Within each man and woman, buried in the wasteland of the psyche,
is a secret Garden of Evil. I know. I’ve wandered into this dark
garden again and again.
Wild black flowers flourish and I see Death, a Shadow dancing in the
dreamscape, a ghost that transforms itself into any image, now
disguised as a beautiful ballerina dancing around me,
tempting me to touch its gentle fierce hands, kiss its gaudily painted
red lips and enter the Void.
I see Trauma, a severed heart whirling and swirling in the wind.
Suddenly, the wind becomes a Shakespearian Tempest and in a
Kafkaesque metamorphosis, my secret garden is transformed into
a vast, bleak traumascape, evoking chilling memories of Auschwitz.
I cry uncontrollably, howling in the unholy night.
I remember the Holocaust.
I see Despair, dead peacocks in 12 wooden coffins, broken, grotesque
peacock feathers bent over frozen wood. The 12 coffins form a circle,
surrounding the Black Dahlia, a female corpse of macabre beauty with
long flowing black hair, that lies in a gold coffin above a catafalque.
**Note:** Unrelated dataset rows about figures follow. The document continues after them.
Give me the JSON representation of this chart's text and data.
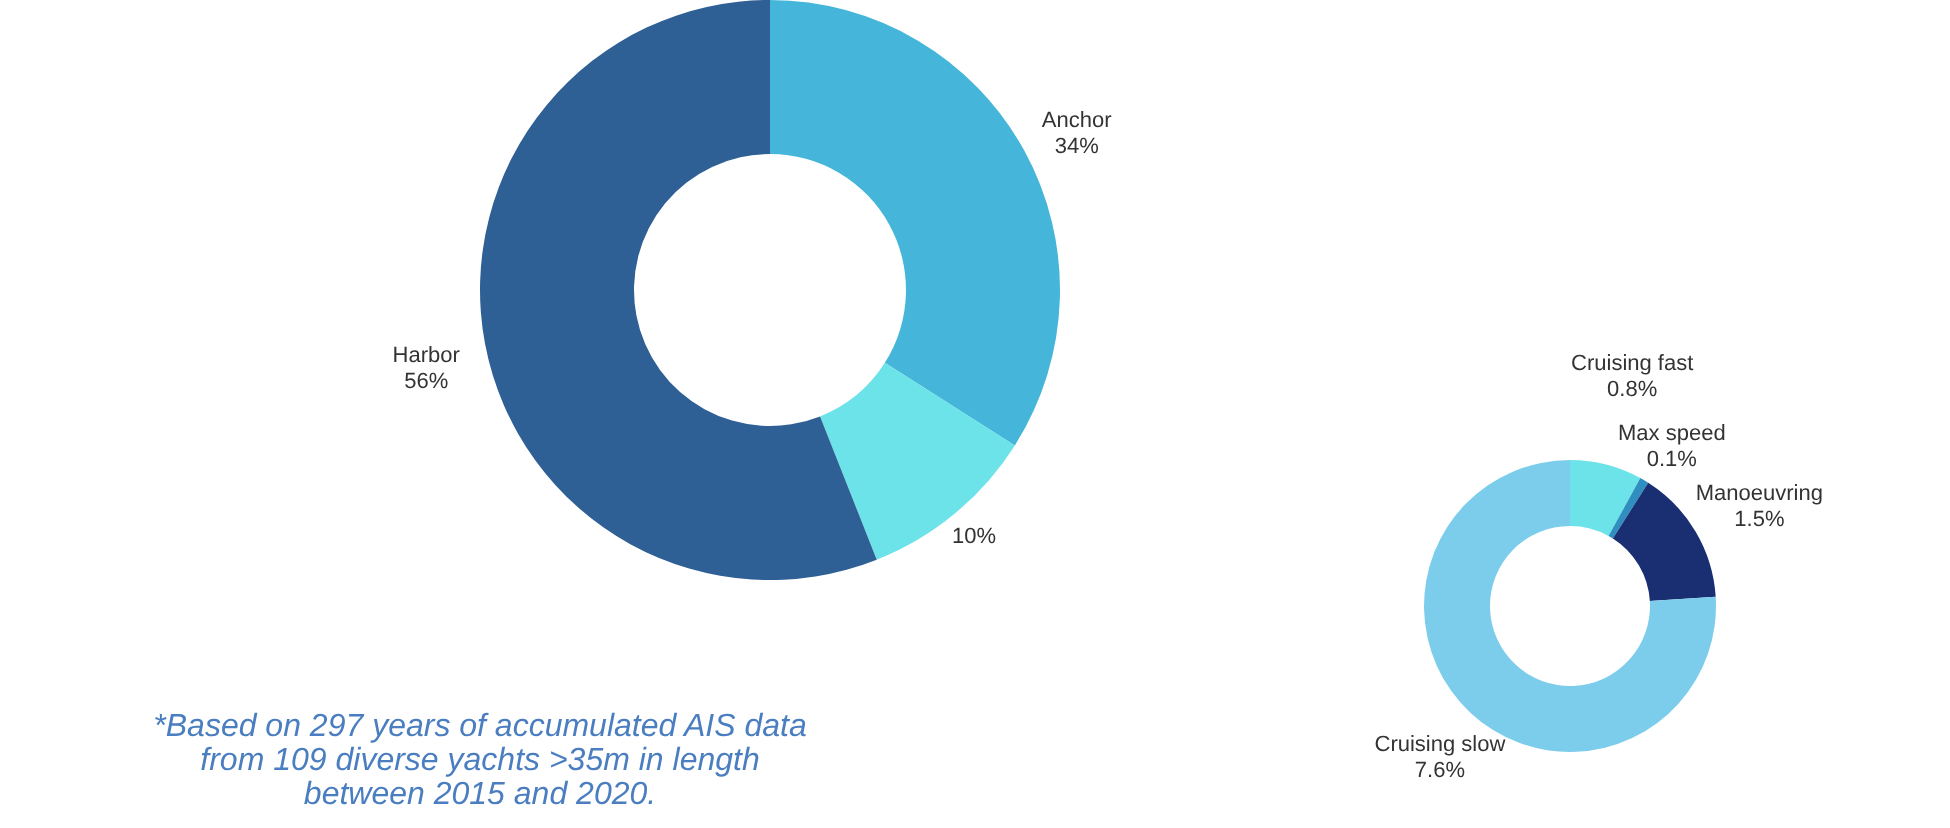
{
  "chart_data": [
    {
      "type": "donut",
      "categories": [
        "Anchor",
        null,
        "Harbor"
      ],
      "values": [
        34,
        10,
        56
      ],
      "value_labels": [
        "34%",
        "10%",
        "56%"
      ],
      "colors": [
        "#45b6d9",
        "#6be3e8",
        "#2e5f95"
      ],
      "legend": false,
      "annotations": [
        "*Based on 297 years of accumulated AIS data\nfrom 109 diverse yachts >35m in length\nbetween 2015 and 2020."
      ]
    },
    {
      "type": "donut",
      "categories": [
        "Cruising fast",
        "Max speed",
        "Manoeuvring",
        "Cruising  slow"
      ],
      "values": [
        0.8,
        0.1,
        1.5,
        7.6
      ],
      "value_labels": [
        "0.8%",
        "0.1%",
        "1.5%",
        "7.6%"
      ],
      "colors": [
        "#6be3e8",
        "#2f8fc0",
        "#1a2f72",
        "#7ccdec"
      ],
      "legend": false
    }
  ]
}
In the Garden of Evil, her real identity is unknown. Perhaps, she is
the notorious victim, brutally murdered and mutilated by a 20th century
killer. Or is she my dead soul?
Slowly, I approach the fantastic corpse, exquisitely sculptured, and
monstrously enchanting. I must see her. The Black Dahlia beckons me.
Gazing into the vacant eyes of Darkness, I vanish.